Sen Puliparambil Bhavithry, Tomal Jabed H, Yan Yan
Master of Science in Data Science Program, Thompson Rivers University, 805 TRU Way, Kamloops, BC V2C 0C8, Canada.
Department of Mathematics and Statistics, Thompson Rivers University, 805 TRU Way, Kamloops, BC V2C 0C8, Canada.
Biology (Basel). 2022 Oct 12;11(10):1495. doi: 10.3390/biology11101495.
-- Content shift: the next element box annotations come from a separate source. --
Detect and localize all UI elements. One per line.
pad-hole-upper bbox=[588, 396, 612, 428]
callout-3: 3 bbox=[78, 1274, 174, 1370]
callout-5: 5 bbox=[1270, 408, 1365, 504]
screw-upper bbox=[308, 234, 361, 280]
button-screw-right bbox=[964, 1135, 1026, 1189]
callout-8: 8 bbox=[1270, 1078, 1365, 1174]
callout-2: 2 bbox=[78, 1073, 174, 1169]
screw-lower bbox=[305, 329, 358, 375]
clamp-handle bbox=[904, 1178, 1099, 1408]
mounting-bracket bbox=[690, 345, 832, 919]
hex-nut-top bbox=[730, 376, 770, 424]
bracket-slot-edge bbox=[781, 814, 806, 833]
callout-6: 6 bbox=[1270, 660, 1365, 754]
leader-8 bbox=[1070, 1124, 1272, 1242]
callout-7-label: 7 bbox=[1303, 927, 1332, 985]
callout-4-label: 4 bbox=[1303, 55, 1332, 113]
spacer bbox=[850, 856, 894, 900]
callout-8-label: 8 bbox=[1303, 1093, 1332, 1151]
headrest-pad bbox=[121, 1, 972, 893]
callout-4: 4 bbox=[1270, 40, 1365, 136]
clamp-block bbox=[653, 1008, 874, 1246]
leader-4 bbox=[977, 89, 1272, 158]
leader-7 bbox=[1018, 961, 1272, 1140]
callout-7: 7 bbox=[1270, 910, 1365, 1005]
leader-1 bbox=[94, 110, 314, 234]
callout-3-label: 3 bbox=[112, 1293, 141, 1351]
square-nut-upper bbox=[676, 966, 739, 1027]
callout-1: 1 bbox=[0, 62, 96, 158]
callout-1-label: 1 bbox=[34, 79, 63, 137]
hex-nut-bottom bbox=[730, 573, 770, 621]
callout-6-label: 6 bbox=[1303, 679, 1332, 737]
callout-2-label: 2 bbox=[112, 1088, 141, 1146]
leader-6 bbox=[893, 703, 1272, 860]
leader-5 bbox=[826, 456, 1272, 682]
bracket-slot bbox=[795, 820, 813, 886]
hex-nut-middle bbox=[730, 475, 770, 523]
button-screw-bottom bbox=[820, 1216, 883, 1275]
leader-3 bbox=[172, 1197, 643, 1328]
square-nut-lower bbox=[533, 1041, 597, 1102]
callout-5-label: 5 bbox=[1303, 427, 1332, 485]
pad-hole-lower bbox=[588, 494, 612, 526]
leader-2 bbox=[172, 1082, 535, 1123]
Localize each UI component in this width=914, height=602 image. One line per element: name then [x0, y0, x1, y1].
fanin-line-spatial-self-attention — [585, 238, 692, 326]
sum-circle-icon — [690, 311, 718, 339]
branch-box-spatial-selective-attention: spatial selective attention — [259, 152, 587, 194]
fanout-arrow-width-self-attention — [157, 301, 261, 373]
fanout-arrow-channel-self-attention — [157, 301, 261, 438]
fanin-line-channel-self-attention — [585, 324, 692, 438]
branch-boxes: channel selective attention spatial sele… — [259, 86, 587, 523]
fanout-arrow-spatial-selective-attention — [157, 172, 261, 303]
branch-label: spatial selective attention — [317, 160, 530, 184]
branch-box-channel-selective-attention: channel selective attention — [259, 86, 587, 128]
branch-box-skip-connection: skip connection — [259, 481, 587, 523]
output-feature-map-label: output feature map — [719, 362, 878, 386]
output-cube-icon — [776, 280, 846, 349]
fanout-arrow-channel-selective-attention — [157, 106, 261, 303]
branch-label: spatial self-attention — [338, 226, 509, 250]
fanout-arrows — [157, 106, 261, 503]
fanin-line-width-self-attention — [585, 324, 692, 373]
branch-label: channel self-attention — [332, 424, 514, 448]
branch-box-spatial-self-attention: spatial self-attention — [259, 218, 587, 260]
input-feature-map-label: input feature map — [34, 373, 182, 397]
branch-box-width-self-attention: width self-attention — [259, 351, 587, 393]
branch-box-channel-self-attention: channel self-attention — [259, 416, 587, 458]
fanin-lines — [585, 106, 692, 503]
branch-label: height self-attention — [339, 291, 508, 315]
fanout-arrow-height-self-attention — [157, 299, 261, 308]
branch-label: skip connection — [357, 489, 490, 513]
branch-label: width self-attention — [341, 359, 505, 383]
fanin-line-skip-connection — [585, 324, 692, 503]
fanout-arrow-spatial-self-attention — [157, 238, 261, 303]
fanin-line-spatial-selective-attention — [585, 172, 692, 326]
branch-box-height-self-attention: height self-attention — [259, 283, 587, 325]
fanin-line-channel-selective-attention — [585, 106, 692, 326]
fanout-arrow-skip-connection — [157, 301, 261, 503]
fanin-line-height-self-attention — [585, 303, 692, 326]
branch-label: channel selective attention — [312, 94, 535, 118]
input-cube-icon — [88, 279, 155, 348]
With the emergence of single-cell RNA sequencing (scRNA-seq) technology, scientists are able to examine gene expression at single-cell resolution. Analysis of scRNA-seq data has its own challenges, which stem from its high dimensionality. The method of machine learning comes with the potential of gene (feature) selection from the high-dimensional scRNA-seq data. Even though there exist multiple machine learning methods that appear to be suitable for feature selection, such as penalized regression, there is no rigorous comparison of their performances across data sets, where each poses its own challenges. Therefore, in this paper, we analyzed and compared multiple penalized regression methods for scRNA-seq data. Given the scRNA-seq data sets we analyzed, the results show that sparse group lasso (SGL) outperforms the other six methods (ridge, lasso, elastic net, drop lasso, group lasso, and big lasso) using the metrics area under the receiver operating curve (AUC) and computation time. Building on these findings, we proposed a new algorithm for feature selection using penalized regression methods. The proposed algorithm works by selecting a small subset of genes and applying SGL to select the differentially expressed genes in scRNA-seq data. By using hierarchical clustering to group genes, the proposed method bypasses the need for domain-specific knowledge for gene grouping information. In addition, the proposed algorithm provided consistently better AUC for the data sets used.
随着单细胞RNA测序(scRNA-seq)技术的出现,科学家们能够在单细胞分辨率下检测基因表达。scRNA-seq数据分析有其自身的挑战,这些挑战源于其高维度性。机器学习方法具有从高维scRNA-seq数据中进行基因(特征)选择的潜力。尽管存在多种似乎适用于特征选择的机器学习方法,如惩罚回归,但在每个数据集都有其自身挑战的情况下,并没有对它们在不同数据集上的性能进行严格比较。因此,在本文中,我们分析并比较了用于scRNA-seq数据的多种惩罚回归方法。根据我们分析的scRNA-seq数据集,结果表明,使用受试者工作特征曲线下面积(AUC)和计算时间等指标,稀疏组套索(SGL)优于其他六种方法(岭回归、套索回归、弹性网络、下拉套索、组套索和大套索)。基于这些发现,我们提出了一种使用惩罚回归方法进行特征选择的新算法。所提出的算法通过选择一小部分基因子集并应用SGL来选择scRNA-seq数据中的差异表达基因。通过使用层次聚类对基因进行分组,该方法无需领域特定知识来获取基因分组信息。此外,所提出的算法在使用的数据集上始终提供更好的AUC。